Par Didier Pasamonik (L’Agence BD) le 6 avril 2010                      Lien  
Éric Verhoest est le fondateur bien connu des éditions Champaka, un activiste de la BD qui a été notamment l’un des organisateurs de l’Année de la BD en Belgique, opérateur de nombreuses expositions de très grand prestige. Il vient d’ouvrir une galerie à Bruxelles, très haut de gamme. Son premier invité ? Bernar Yslaire.

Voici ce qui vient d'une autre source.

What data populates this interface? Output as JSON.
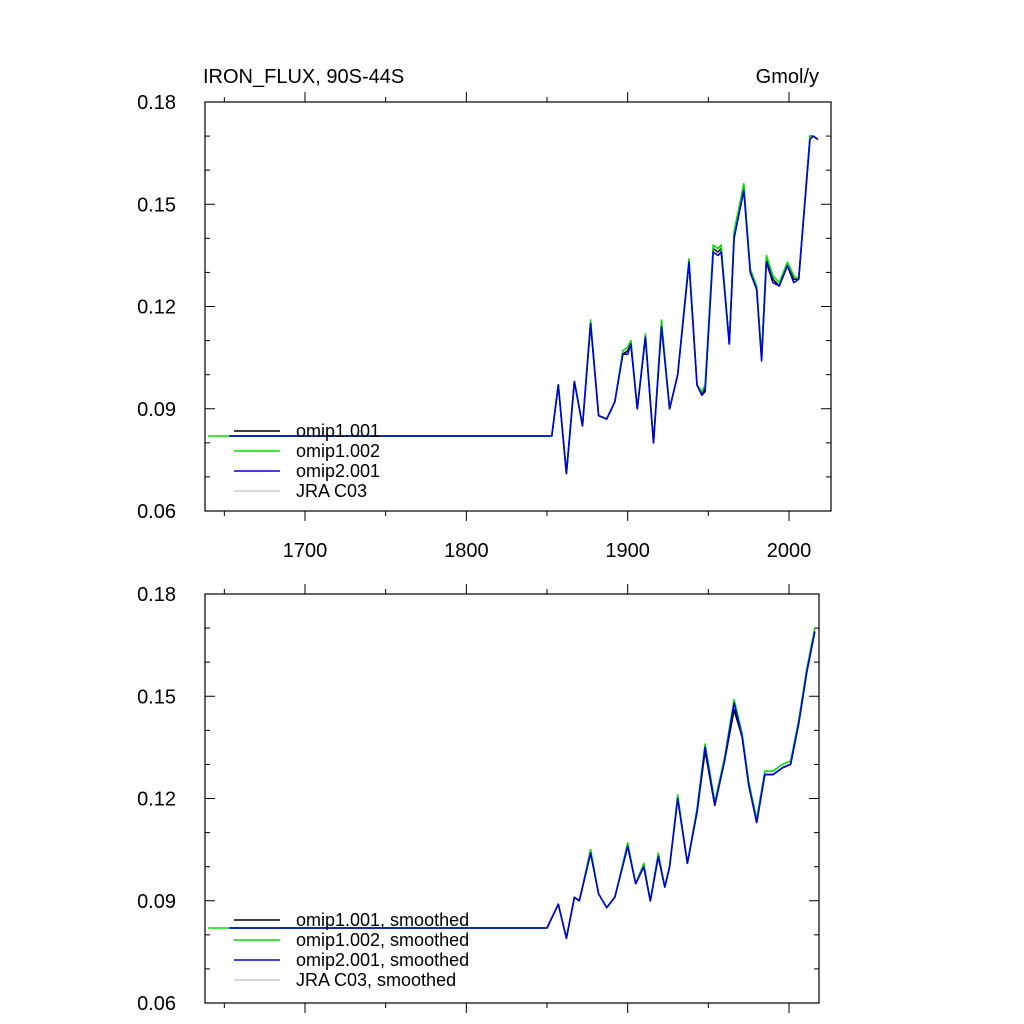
{
  "chart_data": [
    {
      "type": "line",
      "title": "IRON_FLUX, 90S-44S",
      "units": "Gmol/y",
      "xlim": [
        1640,
        2020
      ],
      "ylim": [
        0.06,
        0.18
      ],
      "yticks": [
        0.06,
        0.09,
        0.12,
        0.15,
        0.18
      ],
      "ytick_labels": [
        "0.06",
        "0.09",
        "0.12",
        "0.15",
        "0.18"
      ],
      "xticks": [
        1700,
        1800,
        1900,
        2000
      ],
      "xtick_labels": [
        "1700",
        "1800",
        "1900",
        "2000"
      ],
      "legend_position": "bottom-left",
      "series": [
        {
          "name": "omip1.001",
          "color": "#000000",
          "x": [
            1653,
            1853,
            1857,
            1862,
            1867,
            1872,
            1877,
            1882,
            1887,
            1892,
            1897,
            1900,
            1902,
            1906,
            1911,
            1916,
            1921,
            1926,
            1931,
            1938,
            1943,
            1946,
            1948,
            1953,
            1956,
            1958,
            1963,
            1966,
            1972,
            1976,
            1980,
            1983,
            1986,
            1990,
            1994,
            1999,
            2003,
            2006,
            2013,
            2015,
            2018
          ],
          "values": [
            0.082,
            0.082,
            0.097,
            0.071,
            0.098,
            0.085,
            0.115,
            0.088,
            0.087,
            0.092,
            0.106,
            0.107,
            0.109,
            0.09,
            0.111,
            0.08,
            0.115,
            0.09,
            0.1,
            0.133,
            0.097,
            0.094,
            0.096,
            0.137,
            0.136,
            0.137,
            0.109,
            0.141,
            0.155,
            0.13,
            0.125,
            0.105,
            0.134,
            0.128,
            0.126,
            0.132,
            0.128,
            0.128,
            0.17,
            0.17,
            0.169
          ]
        },
        {
          "name": "omip1.002",
          "color": "#00dd00",
          "x": [
            1640,
            1853,
            1857,
            1862,
            1867,
            1872,
            1877,
            1882,
            1887,
            1892,
            1897,
            1900,
            1902,
            1906,
            1911,
            1916,
            1921,
            1926,
            1931,
            1938,
            1943,
            1946,
            1948,
            1953,
            1956,
            1958,
            1963,
            1966,
            1972,
            1976,
            1980,
            1983,
            1986,
            1990,
            1994,
            1999,
            2003,
            2006,
            2013,
            2015,
            2018
          ],
          "values": [
            0.082,
            0.082,
            0.097,
            0.071,
            0.098,
            0.085,
            0.116,
            0.088,
            0.087,
            0.092,
            0.107,
            0.108,
            0.11,
            0.09,
            0.112,
            0.08,
            0.116,
            0.09,
            0.1,
            0.134,
            0.097,
            0.095,
            0.097,
            0.138,
            0.137,
            0.138,
            0.109,
            0.142,
            0.156,
            0.131,
            0.126,
            0.105,
            0.135,
            0.129,
            0.127,
            0.133,
            0.129,
            0.128,
            0.17,
            0.17,
            0.169
          ]
        },
        {
          "name": "omip2.001",
          "color": "#0000dd",
          "x": [
            1653,
            1853,
            1857,
            1862,
            1867,
            1872,
            1877,
            1882,
            1887,
            1892,
            1897,
            1900,
            1902,
            1906,
            1911,
            1916,
            1921,
            1926,
            1931,
            1938,
            1943,
            1946,
            1948,
            1953,
            1956,
            1958,
            1963,
            1966,
            1972,
            1976,
            1980,
            1983,
            1986,
            1990,
            1994,
            1999,
            2003,
            2006,
            2013,
            2015,
            2018
          ],
          "values": [
            0.082,
            0.082,
            0.097,
            0.071,
            0.098,
            0.085,
            0.115,
            0.088,
            0.087,
            0.092,
            0.106,
            0.106,
            0.109,
            0.09,
            0.111,
            0.08,
            0.114,
            0.09,
            0.1,
            0.133,
            0.097,
            0.094,
            0.095,
            0.136,
            0.135,
            0.136,
            0.109,
            0.14,
            0.154,
            0.13,
            0.125,
            0.104,
            0.133,
            0.127,
            0.126,
            0.132,
            0.127,
            0.128,
            0.169,
            0.17,
            0.169
          ]
        },
        {
          "name": "JRA C03",
          "color": "#c8c8c8",
          "x": [],
          "values": []
        }
      ]
    },
    {
      "type": "line",
      "title": "",
      "xlim": [
        1640,
        2020
      ],
      "ylim": [
        0.06,
        0.18
      ],
      "yticks": [
        0.06,
        0.09,
        0.12,
        0.15,
        0.18
      ],
      "ytick_labels": [
        "0.06",
        "0.09",
        "0.12",
        "0.15",
        "0.18"
      ],
      "xticks": [
        1700,
        1800,
        1900,
        2000
      ],
      "legend_position": "bottom-left",
      "series": [
        {
          "name": "omip1.001, smoothed",
          "color": "#000000",
          "x": [
            1653,
            1850,
            1857,
            1862,
            1867,
            1870,
            1877,
            1882,
            1887,
            1892,
            1900,
            1905,
            1910,
            1914,
            1919,
            1923,
            1926,
            1931,
            1937,
            1943,
            1948,
            1954,
            1960,
            1966,
            1971,
            1975,
            1980,
            1985,
            1990,
            1996,
            2001,
            2006,
            2011,
            2016
          ],
          "values": [
            0.082,
            0.082,
            0.089,
            0.079,
            0.091,
            0.09,
            0.104,
            0.092,
            0.088,
            0.091,
            0.106,
            0.095,
            0.1,
            0.09,
            0.103,
            0.094,
            0.1,
            0.12,
            0.101,
            0.116,
            0.134,
            0.118,
            0.131,
            0.146,
            0.138,
            0.124,
            0.113,
            0.127,
            0.127,
            0.129,
            0.13,
            0.142,
            0.157,
            0.169
          ]
        },
        {
          "name": "omip1.002, smoothed",
          "color": "#00dd00",
          "x": [
            1640,
            1850,
            1857,
            1862,
            1867,
            1870,
            1877,
            1882,
            1887,
            1892,
            1900,
            1905,
            1910,
            1914,
            1919,
            1923,
            1926,
            1931,
            1937,
            1943,
            1948,
            1954,
            1960,
            1966,
            1971,
            1975,
            1980,
            1985,
            1990,
            1996,
            2001,
            2006,
            2011,
            2016
          ],
          "values": [
            0.082,
            0.082,
            0.089,
            0.079,
            0.091,
            0.09,
            0.105,
            0.092,
            0.088,
            0.091,
            0.107,
            0.095,
            0.101,
            0.09,
            0.104,
            0.094,
            0.1,
            0.121,
            0.101,
            0.117,
            0.136,
            0.119,
            0.132,
            0.149,
            0.139,
            0.125,
            0.114,
            0.128,
            0.128,
            0.13,
            0.131,
            0.143,
            0.158,
            0.17
          ]
        },
        {
          "name": "omip2.001, smoothed",
          "color": "#0000dd",
          "x": [
            1653,
            1850,
            1857,
            1862,
            1867,
            1870,
            1877,
            1882,
            1887,
            1892,
            1900,
            1905,
            1910,
            1914,
            1919,
            1923,
            1926,
            1931,
            1937,
            1943,
            1948,
            1954,
            1960,
            1966,
            1971,
            1975,
            1980,
            1985,
            1990,
            1996,
            2001,
            2006,
            2011,
            2016
          ],
          "values": [
            0.082,
            0.082,
            0.089,
            0.079,
            0.091,
            0.09,
            0.104,
            0.092,
            0.088,
            0.091,
            0.106,
            0.095,
            0.1,
            0.09,
            0.103,
            0.094,
            0.1,
            0.12,
            0.101,
            0.116,
            0.135,
            0.118,
            0.131,
            0.148,
            0.138,
            0.124,
            0.113,
            0.127,
            0.127,
            0.129,
            0.13,
            0.142,
            0.157,
            0.169
          ]
        },
        {
          "name": "JRA C03, smoothed",
          "color": "#c8c8c8",
          "x": [],
          "values": []
        }
      ]
    }
  ]
}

Toujours élégant comme une gravure de mode, Éric Verhoest est une figure du petit monde de la bande dessinée. Ayant créé les éditions Champaka bien connues pour ses splendides éditions de Yves Chaland ou de Floch, Verhoest a été pendant quelques années la cheville ouvrière de Marsu Productions (on lui doit quelques-unes des plus belles réalisations de cet éditeur), avant de prendre la direction éditoriale des éditions Dupuis, alors en plein marasme. Une affaire qui tourna court, comme on sait (il n’y resta que neuf mois) : la situation était bien trop périlleuse pour cet esthète amoureux du beau livre.

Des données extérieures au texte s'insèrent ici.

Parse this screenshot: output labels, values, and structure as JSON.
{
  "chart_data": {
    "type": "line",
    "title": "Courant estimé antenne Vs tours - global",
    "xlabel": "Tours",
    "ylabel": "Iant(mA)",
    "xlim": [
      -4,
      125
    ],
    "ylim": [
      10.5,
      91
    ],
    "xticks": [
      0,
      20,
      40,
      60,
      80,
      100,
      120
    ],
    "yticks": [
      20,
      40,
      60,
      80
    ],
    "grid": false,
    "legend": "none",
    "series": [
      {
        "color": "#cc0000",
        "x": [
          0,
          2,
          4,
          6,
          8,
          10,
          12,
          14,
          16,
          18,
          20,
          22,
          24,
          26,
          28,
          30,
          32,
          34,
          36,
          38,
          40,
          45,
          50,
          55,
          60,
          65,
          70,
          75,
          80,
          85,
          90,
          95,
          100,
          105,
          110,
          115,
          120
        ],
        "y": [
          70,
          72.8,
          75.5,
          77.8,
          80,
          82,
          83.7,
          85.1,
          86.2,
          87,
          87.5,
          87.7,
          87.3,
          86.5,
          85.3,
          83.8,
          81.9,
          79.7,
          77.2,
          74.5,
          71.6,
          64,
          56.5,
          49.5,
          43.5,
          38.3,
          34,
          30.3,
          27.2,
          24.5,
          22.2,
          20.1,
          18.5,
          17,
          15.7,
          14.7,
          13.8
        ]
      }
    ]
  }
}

Les éditions Champaka ouvrent leur galerie à Bruxelles
Eric Verhoest dans la Galerie Champaka
Photo : D. Pasamonik (L’Agence BD)

Tournant

Qu’est-ce qui l’amène aujourd’hui à devenir galeriste ? « Champaka est un éditeur un peu particulier, c’est une maison liée à l’image, aux éditions d’images en grand format. J’ai toujours été confronté aux originaux, notamment lorsque je travaillais sur ceux de Franquin, pour repérer l’image qui pouvait fonctionner en grand format, que ce soit sous la forme de portfolios, de beaux livres ou d’estampes. Ce regard sur l’image est le fil conducteur des éditions Champaka qui ne fait pas d’albums « classiques » de bande dessinée. Et puis, mon second métier ces dernières années a été d’organiser des expositions dans lesquelles j’ai été confronté à une masse d’originaux. Le fait d’avoir vu ces merveilles a été un déclic pour moi, une émotion forte liée à des originaux de très haute qualité. Ouvrir une galerie me semblait être complémentaire aux éditions Champaka et prolonger cette émotion, tout en défendant la plupart des artistes que Champaka a défendus jusqu’à aujourd’hui. »

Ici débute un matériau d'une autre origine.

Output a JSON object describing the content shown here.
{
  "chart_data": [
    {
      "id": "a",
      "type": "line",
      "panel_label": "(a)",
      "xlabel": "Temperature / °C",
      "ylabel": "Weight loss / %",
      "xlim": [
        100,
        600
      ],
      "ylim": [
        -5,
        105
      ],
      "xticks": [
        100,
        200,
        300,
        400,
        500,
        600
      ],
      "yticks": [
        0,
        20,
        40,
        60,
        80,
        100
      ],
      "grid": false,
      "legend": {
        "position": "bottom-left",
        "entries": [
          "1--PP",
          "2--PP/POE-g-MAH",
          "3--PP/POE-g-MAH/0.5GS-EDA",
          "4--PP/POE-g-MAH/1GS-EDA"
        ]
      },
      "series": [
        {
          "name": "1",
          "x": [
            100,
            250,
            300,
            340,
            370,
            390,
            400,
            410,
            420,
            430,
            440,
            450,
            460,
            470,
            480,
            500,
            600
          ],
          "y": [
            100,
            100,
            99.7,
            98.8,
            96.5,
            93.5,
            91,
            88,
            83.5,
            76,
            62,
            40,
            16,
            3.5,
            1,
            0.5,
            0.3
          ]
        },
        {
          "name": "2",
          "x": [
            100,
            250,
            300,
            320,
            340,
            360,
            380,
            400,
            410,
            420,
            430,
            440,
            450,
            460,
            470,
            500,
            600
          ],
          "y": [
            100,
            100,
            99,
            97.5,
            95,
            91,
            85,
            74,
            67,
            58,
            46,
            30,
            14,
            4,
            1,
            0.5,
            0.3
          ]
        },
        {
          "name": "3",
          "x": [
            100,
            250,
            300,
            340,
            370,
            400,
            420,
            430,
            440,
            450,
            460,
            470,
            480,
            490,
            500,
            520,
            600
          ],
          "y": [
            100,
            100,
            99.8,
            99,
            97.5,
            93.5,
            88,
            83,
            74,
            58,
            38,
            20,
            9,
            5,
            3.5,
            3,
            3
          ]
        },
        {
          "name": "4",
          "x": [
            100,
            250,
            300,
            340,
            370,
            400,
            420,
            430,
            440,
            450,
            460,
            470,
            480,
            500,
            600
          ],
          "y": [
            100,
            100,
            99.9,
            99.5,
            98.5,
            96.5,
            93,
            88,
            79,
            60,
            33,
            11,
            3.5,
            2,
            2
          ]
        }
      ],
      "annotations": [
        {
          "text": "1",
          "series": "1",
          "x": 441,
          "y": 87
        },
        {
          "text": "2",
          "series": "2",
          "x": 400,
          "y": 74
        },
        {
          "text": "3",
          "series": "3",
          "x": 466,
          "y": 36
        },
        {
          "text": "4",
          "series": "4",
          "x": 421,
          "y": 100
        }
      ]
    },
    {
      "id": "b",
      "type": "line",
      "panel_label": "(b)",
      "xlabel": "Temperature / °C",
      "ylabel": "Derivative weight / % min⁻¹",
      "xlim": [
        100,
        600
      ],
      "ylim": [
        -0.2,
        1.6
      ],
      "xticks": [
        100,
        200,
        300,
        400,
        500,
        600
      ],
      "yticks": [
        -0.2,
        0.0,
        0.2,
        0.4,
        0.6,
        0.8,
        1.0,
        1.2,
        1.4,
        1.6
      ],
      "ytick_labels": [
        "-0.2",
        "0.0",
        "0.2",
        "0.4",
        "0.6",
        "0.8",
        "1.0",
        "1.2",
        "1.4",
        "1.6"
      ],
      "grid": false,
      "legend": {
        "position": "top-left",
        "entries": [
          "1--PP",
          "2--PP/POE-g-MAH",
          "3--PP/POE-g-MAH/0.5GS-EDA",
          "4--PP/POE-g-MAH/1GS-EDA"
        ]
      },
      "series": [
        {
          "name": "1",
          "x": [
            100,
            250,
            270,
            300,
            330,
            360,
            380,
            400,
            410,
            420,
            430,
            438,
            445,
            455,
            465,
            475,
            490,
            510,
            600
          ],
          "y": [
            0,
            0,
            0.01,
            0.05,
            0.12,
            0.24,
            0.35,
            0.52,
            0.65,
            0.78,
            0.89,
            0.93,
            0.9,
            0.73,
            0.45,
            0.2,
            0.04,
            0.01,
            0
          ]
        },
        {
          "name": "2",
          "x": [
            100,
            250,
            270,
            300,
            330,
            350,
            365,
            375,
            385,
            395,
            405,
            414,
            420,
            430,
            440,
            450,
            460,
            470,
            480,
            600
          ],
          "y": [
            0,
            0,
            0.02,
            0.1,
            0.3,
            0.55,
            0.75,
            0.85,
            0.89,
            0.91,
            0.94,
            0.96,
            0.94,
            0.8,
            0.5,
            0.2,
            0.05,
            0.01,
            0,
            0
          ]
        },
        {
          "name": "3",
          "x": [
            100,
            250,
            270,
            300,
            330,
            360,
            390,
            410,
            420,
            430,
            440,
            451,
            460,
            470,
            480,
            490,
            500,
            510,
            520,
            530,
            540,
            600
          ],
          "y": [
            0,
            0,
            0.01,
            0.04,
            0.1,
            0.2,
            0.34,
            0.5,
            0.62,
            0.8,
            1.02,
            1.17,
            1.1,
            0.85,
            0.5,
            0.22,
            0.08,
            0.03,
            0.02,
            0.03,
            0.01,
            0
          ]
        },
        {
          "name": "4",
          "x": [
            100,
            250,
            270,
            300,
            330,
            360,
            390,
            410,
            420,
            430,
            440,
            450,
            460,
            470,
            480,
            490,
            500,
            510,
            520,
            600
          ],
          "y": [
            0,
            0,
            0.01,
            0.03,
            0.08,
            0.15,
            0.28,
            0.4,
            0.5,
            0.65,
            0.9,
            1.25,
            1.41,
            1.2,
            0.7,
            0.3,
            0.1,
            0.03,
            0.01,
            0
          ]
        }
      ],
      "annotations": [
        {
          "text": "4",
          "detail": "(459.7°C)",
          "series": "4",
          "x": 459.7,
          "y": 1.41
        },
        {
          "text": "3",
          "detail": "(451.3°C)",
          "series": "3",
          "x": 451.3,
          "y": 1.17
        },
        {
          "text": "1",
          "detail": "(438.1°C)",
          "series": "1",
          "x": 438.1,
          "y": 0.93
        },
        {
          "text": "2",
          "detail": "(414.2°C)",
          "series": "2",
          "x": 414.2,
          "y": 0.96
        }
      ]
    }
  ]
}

Les deux sociétés sont différentes. Confronté à ce lancement, Champaka publiera cette année à un rythme plus ralenti pour mieux consolider les deux activités. La galerie s’installe au Sablon à Bruxelles, dans la rue même où est né Edgar Pierre Jacobs : Rue Ernest Allard. Bon sang ne saurait mentir !

Le fait que le prix des originaux s’est envolé ces deux dernières années a-t-il été un critère dans le choix de cette nouvelle activité ? «  C’est clair que les originaux de qualité atteignant aujourd’hui un certain prix, cela permet pour une galerie de bâtir un plan financier plus réaliste qu’il y a cinq ou dix ans ! Le fait aussi que certains acheteurs, pas forcément des collectionneurs de bande dessinée, s’intéressent à des œuvres parce qu’elles sont réussies graphiquement est un facteur supplémentaire.  »

Pour monter sa première exposition, Éric Verhoest s’est d’abord adressé à un proche : le dessinateur Bernar Yslaire « Nous avons édité sa première sérigraphie lors de la publication du premier album de Sambre en 1986. La fidélité est au rendez-vous. C’est un des rares artistes de bande dessinée à la puissance graphique hors normes » rappelle le galeriste qui est aussi le parrain de la fille de l’artiste.

Aux cimaises, des grands dessins de l’auteur de Sambre mais aussi des tirages numériques sur le thème «  Nouveaux rouges  », de la couleur des yeux du personnage. Vient cette question : les tirages numériques sont-ils des « originaux » ? « Depuis que la photographie se vend dans des galeries, le problème est résolu, objecte Verhoest. Cela repose sur la garantie de sérieux du galeriste et de l’artiste. »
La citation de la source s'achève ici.